Mokupāpapa Discovery Center
     Find Park Rangers in downtown Hilo, Tuesday through Saturday, from 9 a.m. to 4 p.m. Rangers provide daily eruption updates, and at 10 a.m. and 2 p.m., give a talk about all five of Hawai‘i Island’s volcanoes – including Kīlauea. Get NPS Passport Books stamped. Located at 76 Kamehameha Ave., Hilo.
     ʻIke Hana Noʻeau: Experience the Skillful Work Cultural Workshop, Wed, July 18, 10 a.m. to noon: Learn about Lomilomi massage from cultural demonstrator Kumu Leina‘ala K. Brown.
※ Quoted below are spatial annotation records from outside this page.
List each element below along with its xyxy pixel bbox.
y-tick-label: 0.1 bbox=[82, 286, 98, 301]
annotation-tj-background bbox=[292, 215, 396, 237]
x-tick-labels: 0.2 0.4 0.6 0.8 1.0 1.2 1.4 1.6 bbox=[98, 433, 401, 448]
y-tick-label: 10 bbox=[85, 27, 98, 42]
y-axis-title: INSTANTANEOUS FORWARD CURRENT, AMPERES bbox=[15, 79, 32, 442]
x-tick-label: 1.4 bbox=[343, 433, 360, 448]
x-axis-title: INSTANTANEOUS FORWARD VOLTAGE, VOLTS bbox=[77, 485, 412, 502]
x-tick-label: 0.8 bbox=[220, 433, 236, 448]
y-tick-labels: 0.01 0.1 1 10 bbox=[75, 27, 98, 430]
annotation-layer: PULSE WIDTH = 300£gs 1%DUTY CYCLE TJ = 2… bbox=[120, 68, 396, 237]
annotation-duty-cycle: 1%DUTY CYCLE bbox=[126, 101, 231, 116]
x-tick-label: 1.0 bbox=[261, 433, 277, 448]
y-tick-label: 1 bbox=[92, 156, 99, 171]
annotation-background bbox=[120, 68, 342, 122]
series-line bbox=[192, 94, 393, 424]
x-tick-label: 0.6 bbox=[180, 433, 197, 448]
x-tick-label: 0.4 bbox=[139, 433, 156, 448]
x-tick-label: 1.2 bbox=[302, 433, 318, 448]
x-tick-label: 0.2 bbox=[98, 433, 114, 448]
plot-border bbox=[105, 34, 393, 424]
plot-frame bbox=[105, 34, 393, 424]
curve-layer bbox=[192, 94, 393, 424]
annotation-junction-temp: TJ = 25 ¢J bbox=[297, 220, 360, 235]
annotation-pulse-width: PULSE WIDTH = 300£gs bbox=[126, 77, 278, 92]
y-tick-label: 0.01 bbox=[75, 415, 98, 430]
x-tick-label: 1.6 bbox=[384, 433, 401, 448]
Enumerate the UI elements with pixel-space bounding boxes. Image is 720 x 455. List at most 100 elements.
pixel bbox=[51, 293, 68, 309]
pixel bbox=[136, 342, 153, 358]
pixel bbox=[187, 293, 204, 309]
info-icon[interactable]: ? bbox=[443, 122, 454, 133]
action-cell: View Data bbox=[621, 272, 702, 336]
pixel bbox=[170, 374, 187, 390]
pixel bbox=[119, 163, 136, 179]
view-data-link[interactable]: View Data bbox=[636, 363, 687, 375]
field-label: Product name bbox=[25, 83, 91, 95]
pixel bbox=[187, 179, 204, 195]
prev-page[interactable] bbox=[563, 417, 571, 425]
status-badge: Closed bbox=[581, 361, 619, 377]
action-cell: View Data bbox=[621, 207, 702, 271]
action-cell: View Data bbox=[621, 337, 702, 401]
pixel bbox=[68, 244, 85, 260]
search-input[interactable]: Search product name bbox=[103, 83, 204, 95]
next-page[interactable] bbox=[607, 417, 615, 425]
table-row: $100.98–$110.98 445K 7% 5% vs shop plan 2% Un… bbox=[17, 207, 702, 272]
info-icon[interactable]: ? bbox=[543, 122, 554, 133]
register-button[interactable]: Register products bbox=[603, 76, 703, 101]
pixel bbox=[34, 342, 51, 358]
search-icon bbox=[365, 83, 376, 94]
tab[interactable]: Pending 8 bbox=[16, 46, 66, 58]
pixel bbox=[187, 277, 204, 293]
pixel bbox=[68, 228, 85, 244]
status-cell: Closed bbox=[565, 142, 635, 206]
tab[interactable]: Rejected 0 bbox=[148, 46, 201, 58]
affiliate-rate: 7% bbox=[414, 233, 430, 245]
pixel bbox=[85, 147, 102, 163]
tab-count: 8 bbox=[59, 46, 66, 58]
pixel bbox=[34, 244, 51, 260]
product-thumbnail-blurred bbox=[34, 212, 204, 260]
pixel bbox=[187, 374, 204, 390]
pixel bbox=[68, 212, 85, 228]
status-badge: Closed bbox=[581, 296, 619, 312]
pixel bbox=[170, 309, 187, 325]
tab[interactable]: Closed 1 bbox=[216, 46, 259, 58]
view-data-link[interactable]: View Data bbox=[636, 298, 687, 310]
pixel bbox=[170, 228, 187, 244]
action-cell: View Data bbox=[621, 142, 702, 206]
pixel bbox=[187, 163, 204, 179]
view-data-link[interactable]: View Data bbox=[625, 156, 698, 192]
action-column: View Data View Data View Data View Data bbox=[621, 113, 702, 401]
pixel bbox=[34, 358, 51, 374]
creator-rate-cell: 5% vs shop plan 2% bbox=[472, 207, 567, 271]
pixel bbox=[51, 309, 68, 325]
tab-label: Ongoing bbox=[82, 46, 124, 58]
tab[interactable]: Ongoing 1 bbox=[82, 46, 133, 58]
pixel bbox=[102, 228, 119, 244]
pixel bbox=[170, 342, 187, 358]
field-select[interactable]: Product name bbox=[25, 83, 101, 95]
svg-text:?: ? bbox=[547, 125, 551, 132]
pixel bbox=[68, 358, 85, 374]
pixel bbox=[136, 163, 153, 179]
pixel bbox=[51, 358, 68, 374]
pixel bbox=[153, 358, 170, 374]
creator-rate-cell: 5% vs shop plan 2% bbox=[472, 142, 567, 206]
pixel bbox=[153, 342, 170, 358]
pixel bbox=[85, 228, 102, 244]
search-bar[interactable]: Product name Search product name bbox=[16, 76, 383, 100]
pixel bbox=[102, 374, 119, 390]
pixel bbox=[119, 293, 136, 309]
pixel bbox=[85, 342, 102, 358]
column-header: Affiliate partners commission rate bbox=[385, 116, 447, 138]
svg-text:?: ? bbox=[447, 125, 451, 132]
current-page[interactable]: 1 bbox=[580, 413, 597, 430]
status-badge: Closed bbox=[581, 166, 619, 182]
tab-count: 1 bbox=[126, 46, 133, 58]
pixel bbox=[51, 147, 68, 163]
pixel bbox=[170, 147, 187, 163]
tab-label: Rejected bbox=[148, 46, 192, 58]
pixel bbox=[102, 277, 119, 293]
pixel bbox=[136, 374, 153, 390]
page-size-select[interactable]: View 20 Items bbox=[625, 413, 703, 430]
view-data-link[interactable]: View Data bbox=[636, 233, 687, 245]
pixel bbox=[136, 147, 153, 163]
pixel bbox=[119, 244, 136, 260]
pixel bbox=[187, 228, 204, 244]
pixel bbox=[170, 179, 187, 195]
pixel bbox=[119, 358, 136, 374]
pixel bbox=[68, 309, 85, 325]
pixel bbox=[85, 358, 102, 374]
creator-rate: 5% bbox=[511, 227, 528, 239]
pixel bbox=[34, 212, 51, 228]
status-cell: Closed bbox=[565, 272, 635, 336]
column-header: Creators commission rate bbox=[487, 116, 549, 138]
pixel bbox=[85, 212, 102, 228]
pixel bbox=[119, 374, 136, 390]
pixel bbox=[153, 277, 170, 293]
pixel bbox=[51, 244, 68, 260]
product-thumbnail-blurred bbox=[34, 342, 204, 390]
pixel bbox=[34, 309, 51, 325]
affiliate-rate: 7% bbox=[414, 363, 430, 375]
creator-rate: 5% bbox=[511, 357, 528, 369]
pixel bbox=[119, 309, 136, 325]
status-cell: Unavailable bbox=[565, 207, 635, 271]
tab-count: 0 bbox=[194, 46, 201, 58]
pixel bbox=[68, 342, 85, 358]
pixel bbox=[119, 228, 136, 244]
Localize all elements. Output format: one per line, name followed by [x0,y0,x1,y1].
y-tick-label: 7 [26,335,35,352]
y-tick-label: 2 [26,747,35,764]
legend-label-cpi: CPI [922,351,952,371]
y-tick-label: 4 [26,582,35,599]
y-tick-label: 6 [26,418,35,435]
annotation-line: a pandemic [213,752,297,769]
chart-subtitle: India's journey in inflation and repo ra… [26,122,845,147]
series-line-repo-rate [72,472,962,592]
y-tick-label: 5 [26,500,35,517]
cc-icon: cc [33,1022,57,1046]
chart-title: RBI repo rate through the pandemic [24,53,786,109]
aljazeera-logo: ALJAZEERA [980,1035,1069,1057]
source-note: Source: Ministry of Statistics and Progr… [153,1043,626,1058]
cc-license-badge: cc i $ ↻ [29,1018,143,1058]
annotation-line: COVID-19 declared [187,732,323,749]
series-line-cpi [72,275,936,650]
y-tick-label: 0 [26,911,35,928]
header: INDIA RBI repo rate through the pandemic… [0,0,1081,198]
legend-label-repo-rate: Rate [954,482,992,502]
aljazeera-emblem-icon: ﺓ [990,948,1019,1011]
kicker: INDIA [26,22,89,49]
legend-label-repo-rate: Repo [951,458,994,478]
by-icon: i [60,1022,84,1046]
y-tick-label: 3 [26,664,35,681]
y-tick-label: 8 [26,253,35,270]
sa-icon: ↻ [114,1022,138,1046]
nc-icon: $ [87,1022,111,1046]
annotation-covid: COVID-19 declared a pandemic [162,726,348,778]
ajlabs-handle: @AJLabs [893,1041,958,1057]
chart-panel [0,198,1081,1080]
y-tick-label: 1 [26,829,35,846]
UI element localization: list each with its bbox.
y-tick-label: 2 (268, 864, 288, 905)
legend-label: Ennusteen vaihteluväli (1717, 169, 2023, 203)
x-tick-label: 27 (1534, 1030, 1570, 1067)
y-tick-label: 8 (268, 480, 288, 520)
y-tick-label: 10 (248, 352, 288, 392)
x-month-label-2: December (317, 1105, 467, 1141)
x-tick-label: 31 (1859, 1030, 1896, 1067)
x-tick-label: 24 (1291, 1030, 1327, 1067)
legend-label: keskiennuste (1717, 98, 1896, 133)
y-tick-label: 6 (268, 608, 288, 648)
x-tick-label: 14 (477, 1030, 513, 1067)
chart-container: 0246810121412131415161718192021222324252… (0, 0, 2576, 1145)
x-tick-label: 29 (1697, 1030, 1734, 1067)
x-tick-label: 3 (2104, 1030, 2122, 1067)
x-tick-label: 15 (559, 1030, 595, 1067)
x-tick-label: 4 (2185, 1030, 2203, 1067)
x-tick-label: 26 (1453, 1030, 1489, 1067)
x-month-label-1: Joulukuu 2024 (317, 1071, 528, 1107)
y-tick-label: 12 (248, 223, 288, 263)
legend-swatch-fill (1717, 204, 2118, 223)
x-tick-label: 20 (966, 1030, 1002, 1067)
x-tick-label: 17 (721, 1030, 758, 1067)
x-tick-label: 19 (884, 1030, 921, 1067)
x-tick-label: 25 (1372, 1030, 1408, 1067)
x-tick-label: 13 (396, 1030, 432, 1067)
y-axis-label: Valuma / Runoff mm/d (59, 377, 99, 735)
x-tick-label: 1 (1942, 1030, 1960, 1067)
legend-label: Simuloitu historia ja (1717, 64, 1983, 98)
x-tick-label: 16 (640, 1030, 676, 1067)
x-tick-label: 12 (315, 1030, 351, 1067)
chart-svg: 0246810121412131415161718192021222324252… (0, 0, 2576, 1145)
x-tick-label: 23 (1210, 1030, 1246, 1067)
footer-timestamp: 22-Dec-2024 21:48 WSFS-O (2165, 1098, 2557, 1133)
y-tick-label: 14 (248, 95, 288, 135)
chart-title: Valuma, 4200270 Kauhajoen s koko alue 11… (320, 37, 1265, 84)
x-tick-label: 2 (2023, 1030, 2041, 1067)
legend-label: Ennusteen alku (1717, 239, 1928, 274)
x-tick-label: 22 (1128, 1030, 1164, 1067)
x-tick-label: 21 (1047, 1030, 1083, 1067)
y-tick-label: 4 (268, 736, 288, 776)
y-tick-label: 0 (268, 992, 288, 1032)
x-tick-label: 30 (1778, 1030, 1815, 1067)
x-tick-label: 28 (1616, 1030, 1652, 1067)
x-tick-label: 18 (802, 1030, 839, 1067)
     Third Thursday by the Bay, Thu, July 19, 5:30 p.m. to 6:30 p.m.: Ranger Dean Gallagher will provide a riveting Kīlauea eruption update, using Liquid Galaxy map technology, photos and storytelling. Bring your questions.
Prince Kūhio Plaza
     Find Park Rangers alongside the park’s non-profit partners, Hawai‘i Pacific Parks Association, at their brand new mall store.
Grand Naniloa Hotel
     Find Park Rangers stationed at the Grand Naniloa Hotel in downtown Hilo, from 8 a.m. to 4:30 p.m., every Sunday and Monday, in the Willie K Crown Room - as long as nothing else is scheduled in the space. The rangers will be doing daily talks at 10 a.m. and 2 p.m. about the eruption. They will show the park film that is normally available to visitors to see at the Kilauea Visitor’s Center at the Summit, Born of Fire, Born in the Sea, every half-hour beginning at 9:30 a.m.
     Park rangers also greet incoming arrivals at the Hilo International Airport, welcome cruise ship passengers as they disembark at the Port of Hilo, and inform visitors at ‘Imiloa Astronomy Center most Sundays.